Sommige gebruikers kunnen amenorroe of oligomenorroe krijgen na het stoppen met hormonale anticonceptie, vooral als deze aandoeningen al bestonden.
04.5 Interacties met andere geneesmiddelen en andere vormen van interactie
Opmerking: Raadpleeg de voorschrijfinformatie voor gelijktijdige medicatie om mogelijke interacties te identificeren.
Invloed van andere geneesmiddelen op EVRA
Interacties tussen orale anticonceptiva en andere geneesmiddelen kunnen leiden tot bloedverlies en/of falen van anticonceptie.
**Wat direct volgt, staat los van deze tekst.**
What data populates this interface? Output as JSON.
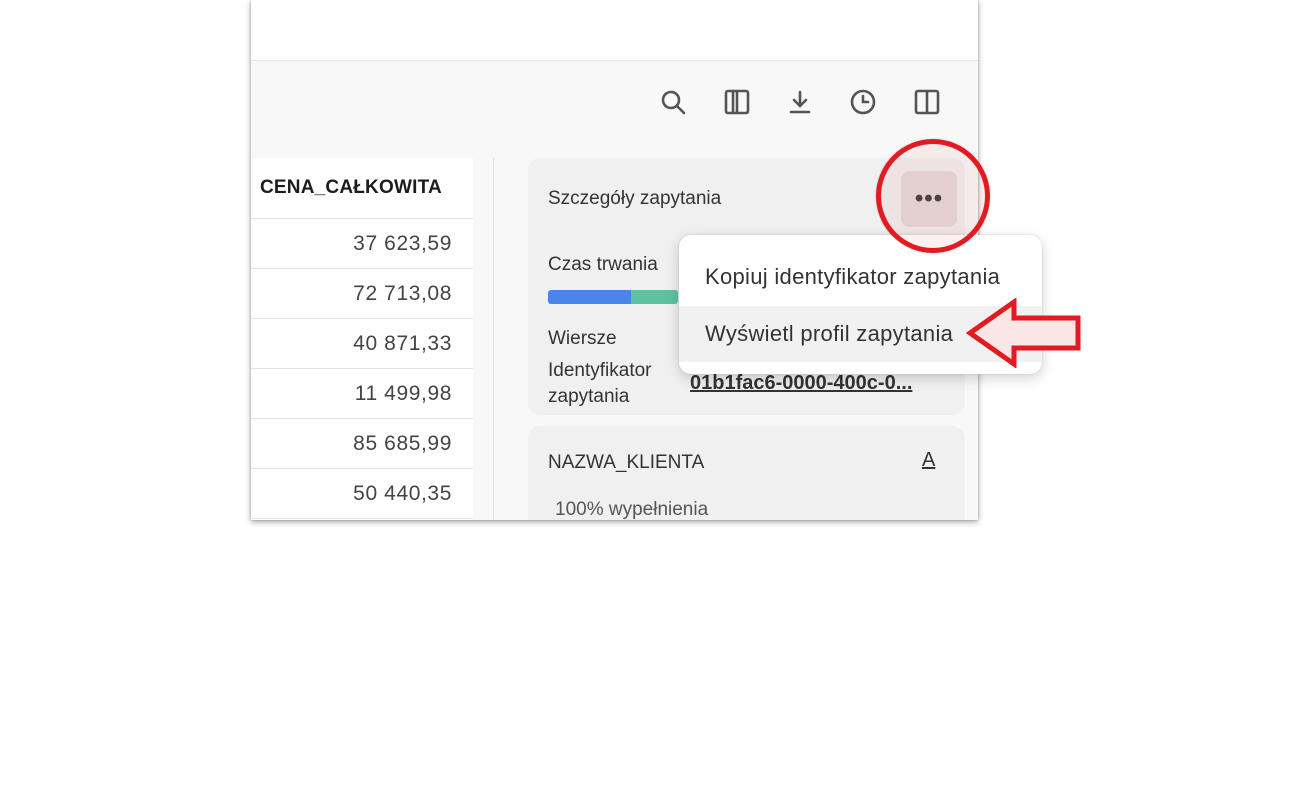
{
  "toolbar": {
    "icons": [
      "search-icon",
      "columns-icon",
      "download-icon",
      "history-icon",
      "sidebar-toggle-icon"
    ]
  },
  "results": {
    "column_header": "CENA_CAŁKOWITA",
    "rows": [
      "37 623,59",
      "72 713,08",
      "40 871,33",
      "11 499,98",
      "85 685,99",
      "50 440,35"
    ]
  },
  "details": {
    "title": "Szczegóły zapytania",
    "more_button_label": "•••",
    "duration_label": "Czas trwania",
    "rows_label": "Wiersze",
    "query_id_label_line1": "Identyfikator",
    "query_id_label_line2": "zapytania",
    "query_id_value": "01b1fac6-0000-400c-0..."
  },
  "column_card": {
    "name": "NAZWA_KLIENTA",
    "type_icon_label": "A",
    "fill_text": "100% wypełnienia"
  },
  "menu": {
    "items": [
      {
        "label": "Kopiuj identyfikator zapytania"
      },
      {
        "label": "Wyświetl profil zapytania"
      }
    ]
  },
  "colors": {
    "annotation_red": "#e21b23",
    "bar_blue": "#4a86e8",
    "bar_green": "#5dc2a0"
  }
}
De volgende interacties zijn gemeld in de literatuur.
Levermetabolisme
Er kunnen interacties met leverenzyminducerende geneesmiddelen worden waargenomen die kunnen leiden tot een verhoogde klaring van geslachtshormonen (bijv. fenobarbital, primidon, rifampicine, rifabutine, bosentan, (fos) aprepitant), sommige anti-epileptica (bijv. carbamazepine), eslicarbazepineacetaat, felbamaat, oxycarbazepine, fenytoïne, rufinamide, topiramaat) en sommige geneesmiddelen voor de behandeling van hiv (bijv. nelfinavir, ritonavir, nevirapine, efavirenz) en mogelijk ook griseofulvine en producten die sint-janskruid bevatten (Hypericum perforatum). Maximale enzyminductie vindt in het algemeen plaats na ongeveer 10 dagen, maar kan na stopzetting van de therapie gedurende ten minste 4 weken worden gehandhaafd.
Gebruik geen kruidenpreparaten die sint-janskruid bevatten (Hypericum perforatum)) tijdens het gebruik van EVRA.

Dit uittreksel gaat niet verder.